NASA scientists have described the first flight of its Ingenuity drone helicopter on Mars as its "Wright Brothers" moment.
Mars Helicopter project manager MiMi Aung made the comparison in a live webcast after the historic event, saying: "We've been talking for so long about our Wright brothers moment. And here it is."
Orville and Wilbur Wright made the first powered, heavier-than-air aircraft flight of the Flyer biplane on December 17 1903, with Orville at the controls.
— NASA (@NASA) April 19, 2021
The Ingenuity helicopter lifted off from the surface of the Red Planet for a 39-second flight early on Monday morning, rising vertically and hovering before touching back down.

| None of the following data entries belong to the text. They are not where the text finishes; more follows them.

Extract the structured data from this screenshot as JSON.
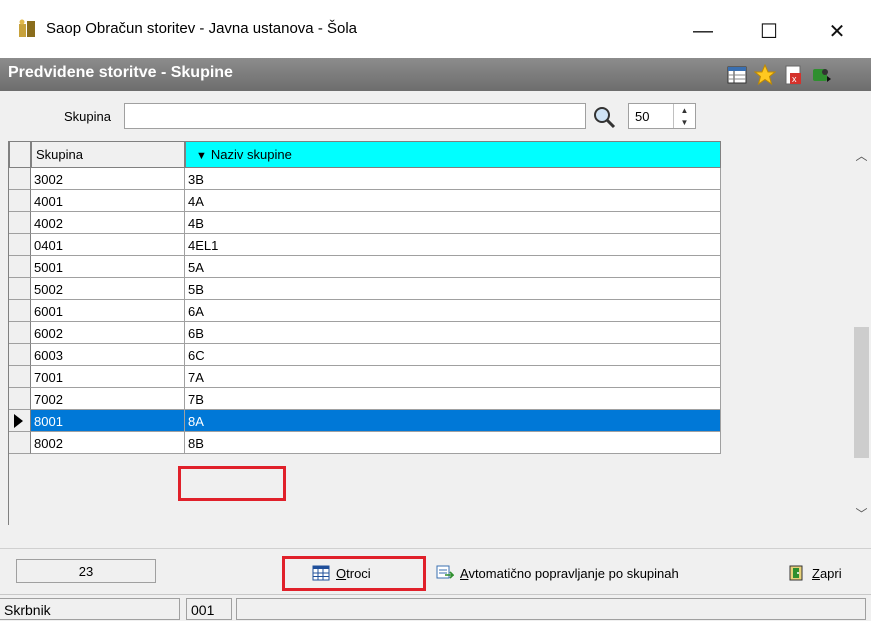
{
  "window": {
    "title": "Saop  Obračun storitev - Javna ustanova - Šola",
    "minimize_symbol": "—",
    "maximize_symbol": "☐",
    "close_symbol": "✕"
  },
  "subtitle": "Predvidene storitve - Skupine",
  "toolbar_icons": [
    "columns-icon",
    "star-icon",
    "excel-export-icon",
    "exit-icon"
  ],
  "search": {
    "label": "Skupina",
    "value": "",
    "placeholder": "",
    "limit_value": "50"
  },
  "grid": {
    "columns": [
      "Skupina",
      "Naziv skupine"
    ],
    "sorted_column": "Naziv skupine",
    "rows": [
      {
        "skupina": "3002",
        "naziv": "3B"
      },
      {
        "skupina": "4001",
        "naziv": "4A"
      },
      {
        "skupina": "4002",
        "naziv": "4B"
      },
      {
        "skupina": "0401",
        "naziv": "4EL1"
      },
      {
        "skupina": "5001",
        "naziv": "5A"
      },
      {
        "skupina": "5002",
        "naziv": "5B"
      },
      {
        "skupina": "6001",
        "naziv": "6A"
      },
      {
        "skupina": "6002",
        "naziv": "6B"
      },
      {
        "skupina": "6003",
        "naziv": "6C"
      },
      {
        "skupina": "7001",
        "naziv": "7A"
      },
      {
        "skupina": "7002",
        "naziv": "7B"
      },
      {
        "skupina": "8001",
        "naziv": "8A"
      },
      {
        "skupina": "8002",
        "naziv": "8B"
      }
    ],
    "selected_row": 11
  },
  "bottom": {
    "count": "23",
    "otroci_label": "Otroci",
    "otroci_underline": "O",
    "otroci_rest": "troci",
    "avto_underline": "A",
    "avto_rest": "vtomatično popravljanje po skupinah",
    "zapri_underline": "Z",
    "zapri_rest": "apri"
  },
  "status": {
    "field1": "Skrbnik",
    "field2": "001",
    "field3": ""
  },
  "colors": {
    "selection": "#0078d7",
    "sorted_header": "#00ffff",
    "highlight": "#e0202a"
  }
}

— Dr. James O'Donoghue (@physicsJ) April 19, 2021
Flight on Mars is made challenging by its sparse atmosphere, having only 1.6 percent of the density of Earth's, although the planet's gravity is just over a third of ours. That is equivalent to flying 22 miles (35 kilometres) above sea level in our atmosphere — three times higher than any winged or rotary aircraft has ever flown.
The solar-powered vehicle uses an electric motor to drive a pair of two-bladed, contra-rotating rotors akin to the Russian Kamov design bureau's helicopters.NASA associate administrator for science, Thomas Zurbuchen, said the US space agency would name the plain where the drone lifted off after Wright Field in Kitty Hawk, North Carolina, the site of the brothers' 12-second, 120-foot first flight.
“Now, 117 years after the Wright brothers succeeded in making the first flight on our planet, NASA’s Ingenuity helicopter has succeeded in performing this amazing feat on another world,” Zurbuchen said.
"As an homage to the two innovative bicycle makers from Dayton, this first of many airfields on other worlds will now be known as Wright Brothers Field, in recognition of the ingenuity and innovation that continue to propel exploration.”
NASA was beaten to almost every first in space exploration history by the Soviet space programme, which launched the first satellite, Sputnik 1, in 1957, put the first animal in orbit — the dog Laika — the same year and made Yuri Gagarin the first cosmonaut in 1961. NASA restored its prestige in 1969, when Neil Armstrong became the first man to set foot on the moon.